Douglass North, Nobel de Economía norteamericano y fundador junto con Ronald Coase de la corriente conocida como “nueva economía institucional”, murió la semana pasada a los 95 años. North fue marxista en su juventud y se describía a sí mismo, ya en su edad adulta, como un “marxista de derecha”. “Marxista” por su interés profundo y persistente sobre el impacto de la estructura social sobre la actividad económica; de “derecha” por sus preferencias claras, vocales y consistentes a favor de la economía de mercado y del gobierno limitado.
La obra de North marca, en muchos sentidos, un antes y un después en el pensamiento económico y en el pensamiento social en su conjunto.
Su contribución más importante consistió en destacar y explicar el papel centralísimo de las instituciones, concebidas como las reglas del juego de una sociedad, en los procesos de crecimiento económico de largo plazo. El enorme impacto de su obra tiene y tuvo menos que ver, sin embargo, con su énfasis en las instituciones en sí mismo y más con el hecho de haber conseguido integrar el análisis institucional al paradigma de la economía neoclásica. Ello, en un momento histórico en el que dicho paradigma pasó de ser una teoría clave, pero circunscrita al mundo de la economía académica a convertirse en el sustrato intelectual de buena parte de la ciencia social “moderna” (incluyendo la historia económica), del lenguaje básico de la política pública a nivel global, así como de mucho del sentido común de nuestro tiempo.
Como tantos otros pensadores originales e influyentes, Douglass North fue un estudioso que cruzaba fronteras disciplinarias con notable audacia y fluidez; en suma, un intellectual trespasser arquetípico, en el sentido elogioso que Albert Hirschman le dio a esa expresión. Así y si bien la historia económica fue su área de investigación principal, gracias a sus aportaciones conceptuales y analíticas, su gusto por traspasar fronteras y el hecho de que su obra haya coincidido con el despegue del neoliberalismo, North terminó teniendo un impacto muy importante no sólo a su disciplina madre (la economía), sino también a la ciencia política, la sociología y la historia en general.
La muy fuerte influencia del pensamiento de Douglass North tuvo fundamentalmente que ver con su capacidad para reformular, desde dentro, la teoría económica neoclásica. Dicha reformulación consistió en el empleo de una originalísima combinación entre supuestos neoclásicos –escasez y competencia–, las aportaciones de Coase en torno a los costos de transacción, el trabajo de Simon (entre otros) sobre los límites de la racionalidad humana, y el énfasis en la recolección y uso sistemático de datos históricos numéricos para analizar las causas del crecimiento económico y el progreso social de largo plazo.
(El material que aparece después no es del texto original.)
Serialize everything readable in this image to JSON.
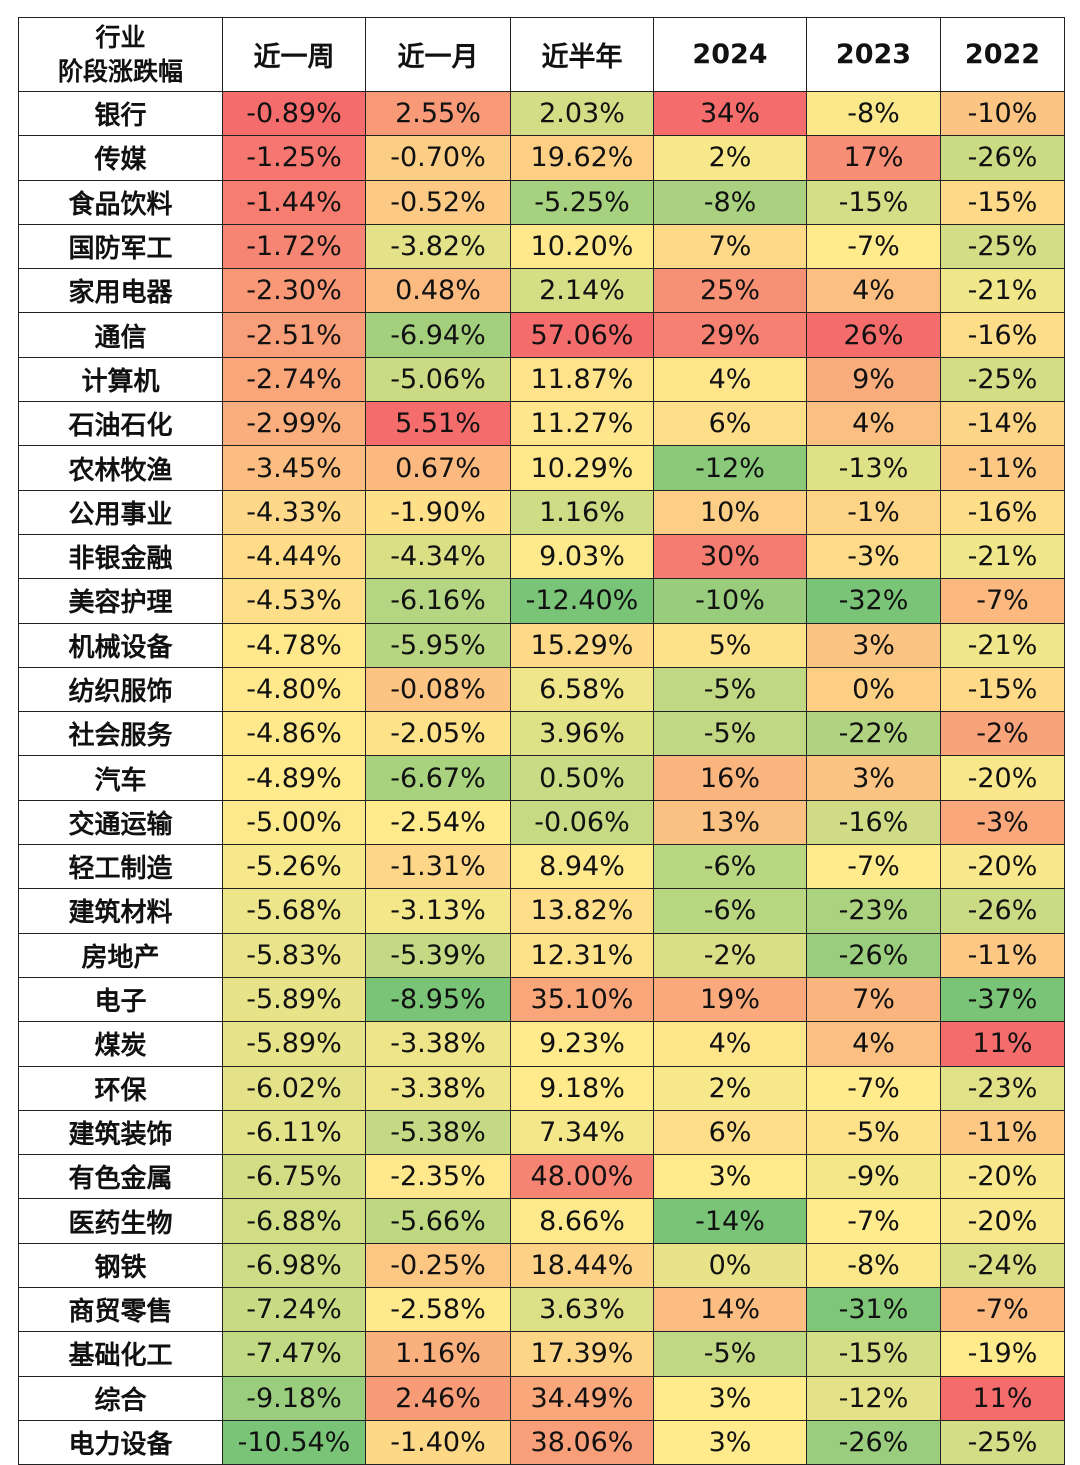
{
  "table": {
    "header": {
      "first": [
        "行业",
        "阶段涨跌幅"
      ],
      "columns": [
        "近一周",
        "近一月",
        "近半年",
        "2024",
        "2023",
        "2022"
      ]
    },
    "rows": [
      [
        "银行",
        "-0.89%",
        "2.55%",
        "2.03%",
        "34%",
        "-8%",
        "-10%"
      ],
      [
        "传媒",
        "-1.25%",
        "-0.70%",
        "19.62%",
        "2%",
        "17%",
        "-26%"
      ],
      [
        "食品饮料",
        "-1.44%",
        "-0.52%",
        "-5.25%",
        "-8%",
        "-15%",
        "-15%"
      ],
      [
        "国防军工",
        "-1.72%",
        "-3.82%",
        "10.20%",
        "7%",
        "-7%",
        "-25%"
      ],
      [
        "家用电器",
        "-2.30%",
        "0.48%",
        "2.14%",
        "25%",
        "4%",
        "-21%"
      ],
      [
        "通信",
        "-2.51%",
        "-6.94%",
        "57.06%",
        "29%",
        "26%",
        "-16%"
      ],
      [
        "计算机",
        "-2.74%",
        "-5.06%",
        "11.87%",
        "4%",
        "9%",
        "-25%"
      ],
      [
        "石油石化",
        "-2.99%",
        "5.51%",
        "11.27%",
        "6%",
        "4%",
        "-14%"
      ],
      [
        "农林牧渔",
        "-3.45%",
        "0.67%",
        "10.29%",
        "-12%",
        "-13%",
        "-11%"
      ],
      [
        "公用事业",
        "-4.33%",
        "-1.90%",
        "1.16%",
        "10%",
        "-1%",
        "-16%"
      ],
      [
        "非银金融",
        "-4.44%",
        "-4.34%",
        "9.03%",
        "30%",
        "-3%",
        "-21%"
      ],
      [
        "美容护理",
        "-4.53%",
        "-6.16%",
        "-12.40%",
        "-10%",
        "-32%",
        "-7%"
      ],
      [
        "机械设备",
        "-4.78%",
        "-5.95%",
        "15.29%",
        "5%",
        "3%",
        "-21%"
      ],
      [
        "纺织服饰",
        "-4.80%",
        "-0.08%",
        "6.58%",
        "-5%",
        "0%",
        "-15%"
      ],
      [
        "社会服务",
        "-4.86%",
        "-2.05%",
        "3.96%",
        "-5%",
        "-22%",
        "-2%"
      ],
      [
        "汽车",
        "-4.89%",
        "-6.67%",
        "0.50%",
        "16%",
        "3%",
        "-20%"
      ],
      [
        "交通运输",
        "-5.00%",
        "-2.54%",
        "-0.06%",
        "13%",
        "-16%",
        "-3%"
      ],
      [
        "轻工制造",
        "-5.26%",
        "-1.31%",
        "8.94%",
        "-6%",
        "-7%",
        "-20%"
      ],
      [
        "建筑材料",
        "-5.68%",
        "-3.13%",
        "13.82%",
        "-6%",
        "-23%",
        "-26%"
      ],
      [
        "房地产",
        "-5.83%",
        "-5.39%",
        "12.31%",
        "-2%",
        "-26%",
        "-11%"
      ],
      [
        "电子",
        "-5.89%",
        "-8.95%",
        "35.10%",
        "19%",
        "7%",
        "-37%"
      ],
      [
        "煤炭",
        "-5.89%",
        "-3.38%",
        "9.23%",
        "4%",
        "4%",
        "11%"
      ],
      [
        "环保",
        "-6.02%",
        "-3.38%",
        "9.18%",
        "2%",
        "-7%",
        "-23%"
      ],
      [
        "建筑装饰",
        "-6.11%",
        "-5.38%",
        "7.34%",
        "6%",
        "-5%",
        "-11%"
      ],
      [
        "有色金属",
        "-6.75%",
        "-2.35%",
        "48.00%",
        "3%",
        "-9%",
        "-20%"
      ],
      [
        "医药生物",
        "-6.88%",
        "-5.66%",
        "8.66%",
        "-14%",
        "-7%",
        "-20%"
      ],
      [
        "钢铁",
        "-6.98%",
        "-0.25%",
        "18.44%",
        "0%",
        "-8%",
        "-24%"
      ],
      [
        "商贸零售",
        "-7.24%",
        "-2.58%",
        "3.63%",
        "14%",
        "-31%",
        "-7%"
      ],
      [
        "基础化工",
        "-7.47%",
        "1.16%",
        "17.39%",
        "-5%",
        "-15%",
        "-19%"
      ],
      [
        "综合",
        "-9.18%",
        "2.46%",
        "34.49%",
        "3%",
        "-12%",
        "11%"
      ],
      [
        "电力设备",
        "-10.54%",
        "-1.40%",
        "38.06%",
        "3%",
        "-26%",
        "-25%"
      ]
    ]
  }
}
La combinación en cuestión le permitió a North integrar analíticamente a las instituciones al paradigma de la economía neoclásica y construir una historia económica que aportaba evidencia empírica dura a favor de sus tesis institucionalistas. La operación clave en todo ello tuvo como su asiento principal una crítica a la economía neoclásica centrada en tres elementos, relacionados entre sí: la ausencia de información perfecta y las asimetrías de información en muchísimos de los mercados realmente existentes; la ubicuidad de los costos de transacción dentro de la actividad económica (conceptualizados originalmente por Coase), entre los que destacan los de información, negociación y capacidad para hacer valer reglas y acuerdos (enforcement); así como las limitaciones en la racionalidad humana. Sin abandonar los supuestos fuertes de la teoría económica neoclásica, North usa estos ingredientes para explicar el surgimiento de las instituciones, sus variaciones en distintos contextos espaciales y temporales, así como su impacto sobre el crecimiento de largo plazo.
En breve, las instituciones, nos dice North, son construcciones humanas generadas para lidiar con las incertidumbres derivadas de las fallas de información, los costos de transacción y los desafíos planteados por nuestra racionalidad limitada. Las instituciones importan, pues determinan la estructura de incentivos que condiciona las decisiones individuales en distintas sociedades. También señala que las instituciones reflejan el balance de poder social existente en su origen, pero que suelen persistir aunque las condiciones sociales cambien, a veces permitiendo el progreso subsecuente y a veces impidiéndolo.
Esto último suena parecido a lo que México y América Latina llevan viviendo por décadas. Instituciones (formales y sobre todo informales) originalmente diseñadas para acotar la incertidumbre como mejor era posible, pero que han terminado no sólo reproduciendo desigualdades sociales extremas, sino ordenando la convivencia cada vez menos.